Article 30 : Exigences concernant les organismes notifiés
L’article 30 de ce guide reprend les exigences exhaustives qu’un organisme d’évaluation de la conformité doit satisfaire pour être désigné organisme notifié. Les exigences couvrent la personnalité juridique, l’indépendance, la compétence technique (y compris une expertise spécifique à l’IA en données, calcul, droits fondamentaux, santé et sécurité), des procédures documentées, une assurance de responsabilité et la capacité d’accomplir les tâches dans des délais définis. Le personnel doit respecter la confidentialité. L’organisme notifié doit aussi participer aux travaux de normalisation et aux groupes de coordination de l’Union. Toujours vérifier le texte authentique sur EUR-Lex : dans le JO, l’article 30 s’intitule « Procédure de notification » et les exigences figurent à l’article 31.
À qui cela s’applique-t-il ?
- -Organismes d’évaluation de la conformité qui sollicitent le statut d’organisme notifié au titre du règlement sur l’IA
- -Organismes notifiés qui maintiennent le respect continu des exigences
- -Autorités notifiantes qui vérifient que les organismes satisfont et continuent de satisfaire aux exigences
Scénarios
Un organisme d’évaluation de la conformité demande une notification, mais son équipe technique IA ne compte que deux ingénieurs expérimentés en essais logiciels, sans expertise en apprentissage automatique, gouvernance des données ou incidence sur les droits fondamentaux.
Un organisme notifié établi au titre de la directive Machines sollicite aussi une notification au titre du règlement sur l’IA pour des composants de sécurité d’IA dans des robots industriels.
Ce que fait l’article 30 (en clair)
L’article 30 de ce guide pose la barre pour les organismes notifiés. C’est l’article le plus détaillé de la section, car il définit chaque critère de qualité, de compétence et d’organisation. Les exigences comprennent :
a) Personnalité juridique, l’organisme doit être établi selon le droit national d’un État membre et posséder la personnalité juridique.
b) Indépendance, l’organisme doit être organisationnellement et fonctionnellement indépendant des fournisseurs dont il évalue les systèmes d’IA. La direction et le personnel d’évaluation ne doivent pas participer à la conception, au développement, à la fabrication, à la commercialisation, à l’installation, à l’utilisation ou à la maintenance des systèmes d’IA qu’ils évaluent. Cela s’étend à toute société mère, filiale ou entité affiliée.

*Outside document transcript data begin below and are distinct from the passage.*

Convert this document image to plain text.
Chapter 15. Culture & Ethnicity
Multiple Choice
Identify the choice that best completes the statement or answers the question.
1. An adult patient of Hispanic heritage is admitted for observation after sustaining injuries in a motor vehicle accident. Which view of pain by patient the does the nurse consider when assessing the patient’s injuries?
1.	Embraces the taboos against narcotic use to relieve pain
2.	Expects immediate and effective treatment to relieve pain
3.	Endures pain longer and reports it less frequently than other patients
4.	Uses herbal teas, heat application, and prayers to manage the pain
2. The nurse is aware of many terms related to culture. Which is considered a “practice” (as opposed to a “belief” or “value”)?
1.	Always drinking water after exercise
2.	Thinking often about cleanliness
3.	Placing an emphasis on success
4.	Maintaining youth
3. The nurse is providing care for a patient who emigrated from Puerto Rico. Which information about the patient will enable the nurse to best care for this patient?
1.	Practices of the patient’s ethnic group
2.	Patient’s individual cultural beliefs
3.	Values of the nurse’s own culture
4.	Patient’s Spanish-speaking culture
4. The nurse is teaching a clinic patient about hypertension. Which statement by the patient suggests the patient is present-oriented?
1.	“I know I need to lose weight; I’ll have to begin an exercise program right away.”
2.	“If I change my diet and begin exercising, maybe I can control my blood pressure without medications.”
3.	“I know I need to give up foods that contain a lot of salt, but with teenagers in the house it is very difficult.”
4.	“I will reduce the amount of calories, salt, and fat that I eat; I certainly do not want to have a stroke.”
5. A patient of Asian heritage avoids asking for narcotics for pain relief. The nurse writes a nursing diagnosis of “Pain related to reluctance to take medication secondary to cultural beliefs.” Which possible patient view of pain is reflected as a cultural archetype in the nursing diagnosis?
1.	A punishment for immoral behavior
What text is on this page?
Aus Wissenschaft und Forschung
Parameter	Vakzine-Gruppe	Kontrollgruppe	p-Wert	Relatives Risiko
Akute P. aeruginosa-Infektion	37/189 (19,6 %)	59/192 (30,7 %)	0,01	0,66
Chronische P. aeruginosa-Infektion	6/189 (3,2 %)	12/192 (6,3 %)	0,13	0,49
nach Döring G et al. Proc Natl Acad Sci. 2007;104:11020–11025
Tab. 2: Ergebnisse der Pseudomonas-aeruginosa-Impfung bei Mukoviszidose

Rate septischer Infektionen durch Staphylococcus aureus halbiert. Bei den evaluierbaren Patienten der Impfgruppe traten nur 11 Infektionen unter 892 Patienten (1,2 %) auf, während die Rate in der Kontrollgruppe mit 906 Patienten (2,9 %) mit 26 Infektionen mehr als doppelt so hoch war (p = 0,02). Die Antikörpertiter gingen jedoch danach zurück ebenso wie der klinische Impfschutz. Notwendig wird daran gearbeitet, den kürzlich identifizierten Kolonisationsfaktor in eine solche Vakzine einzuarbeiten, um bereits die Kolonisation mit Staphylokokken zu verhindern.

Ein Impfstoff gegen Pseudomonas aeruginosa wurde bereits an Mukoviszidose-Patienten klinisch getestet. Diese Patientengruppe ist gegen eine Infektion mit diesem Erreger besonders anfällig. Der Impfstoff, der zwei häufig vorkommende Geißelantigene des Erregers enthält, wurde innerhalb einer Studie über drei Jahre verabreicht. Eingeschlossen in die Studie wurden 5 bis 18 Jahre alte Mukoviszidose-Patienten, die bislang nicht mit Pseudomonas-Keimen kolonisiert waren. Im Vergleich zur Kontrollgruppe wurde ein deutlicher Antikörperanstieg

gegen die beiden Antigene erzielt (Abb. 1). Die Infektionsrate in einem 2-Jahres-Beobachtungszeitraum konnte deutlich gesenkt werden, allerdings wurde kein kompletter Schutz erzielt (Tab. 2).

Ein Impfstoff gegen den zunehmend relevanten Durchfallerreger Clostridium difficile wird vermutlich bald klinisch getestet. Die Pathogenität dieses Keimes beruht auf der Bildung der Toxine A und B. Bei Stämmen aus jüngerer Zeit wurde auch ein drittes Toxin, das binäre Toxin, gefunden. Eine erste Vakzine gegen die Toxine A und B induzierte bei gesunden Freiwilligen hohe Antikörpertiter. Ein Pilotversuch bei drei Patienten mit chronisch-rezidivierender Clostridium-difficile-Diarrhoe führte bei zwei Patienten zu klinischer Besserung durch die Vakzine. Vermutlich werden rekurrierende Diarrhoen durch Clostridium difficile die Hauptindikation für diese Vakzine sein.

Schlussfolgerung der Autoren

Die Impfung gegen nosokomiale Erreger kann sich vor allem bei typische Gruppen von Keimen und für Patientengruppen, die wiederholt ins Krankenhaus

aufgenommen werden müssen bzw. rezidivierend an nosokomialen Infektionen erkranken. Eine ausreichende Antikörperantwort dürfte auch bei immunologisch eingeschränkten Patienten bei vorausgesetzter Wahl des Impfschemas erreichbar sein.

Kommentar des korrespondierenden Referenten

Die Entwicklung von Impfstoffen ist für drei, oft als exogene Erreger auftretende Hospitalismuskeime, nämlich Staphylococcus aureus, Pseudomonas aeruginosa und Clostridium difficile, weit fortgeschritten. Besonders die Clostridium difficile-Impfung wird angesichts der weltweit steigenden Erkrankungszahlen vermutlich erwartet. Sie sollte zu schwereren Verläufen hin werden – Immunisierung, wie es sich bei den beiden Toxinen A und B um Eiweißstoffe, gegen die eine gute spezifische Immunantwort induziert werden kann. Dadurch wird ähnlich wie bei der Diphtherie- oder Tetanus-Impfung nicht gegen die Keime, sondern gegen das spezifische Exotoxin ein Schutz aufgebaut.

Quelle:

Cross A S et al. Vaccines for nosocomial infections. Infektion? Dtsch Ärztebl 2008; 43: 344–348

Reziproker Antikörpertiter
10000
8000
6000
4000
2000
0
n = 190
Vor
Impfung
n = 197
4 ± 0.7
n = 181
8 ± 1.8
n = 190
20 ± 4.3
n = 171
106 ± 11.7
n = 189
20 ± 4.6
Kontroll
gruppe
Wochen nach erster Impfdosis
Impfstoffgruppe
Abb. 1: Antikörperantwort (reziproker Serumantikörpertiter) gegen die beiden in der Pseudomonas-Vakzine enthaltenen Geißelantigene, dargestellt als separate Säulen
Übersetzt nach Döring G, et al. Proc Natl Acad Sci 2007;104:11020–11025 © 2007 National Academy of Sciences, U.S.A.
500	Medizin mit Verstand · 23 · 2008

c) Compétence, l’organisme doit démontrer sa capacité à mener les activités d’évaluation de la conformité, avec une expertise spécifique à l’IA adaptée aux tâches. Cela inclut la connaissance des technologies d’IA, des données et du calcul, des droits fondamentaux, des risques pour la santé et la sécurité, et des normes et du cadre réglementaire existants.
d) Personnel, un effectif suffisant avec les connaissances et l’expérience techniques requises, y compris la compréhension : - des technologies d’IA et de leur fonctionnement - des données et de la gouvernance des données - de l’infrastructure de calcul - des risques pour les droits fondamentaux - des risques pour la santé et la sécurité - des normes harmonisées et des spécifications communes existantes
e) Procédures documentées, des procédures d’évaluation transparentes et reproductibles.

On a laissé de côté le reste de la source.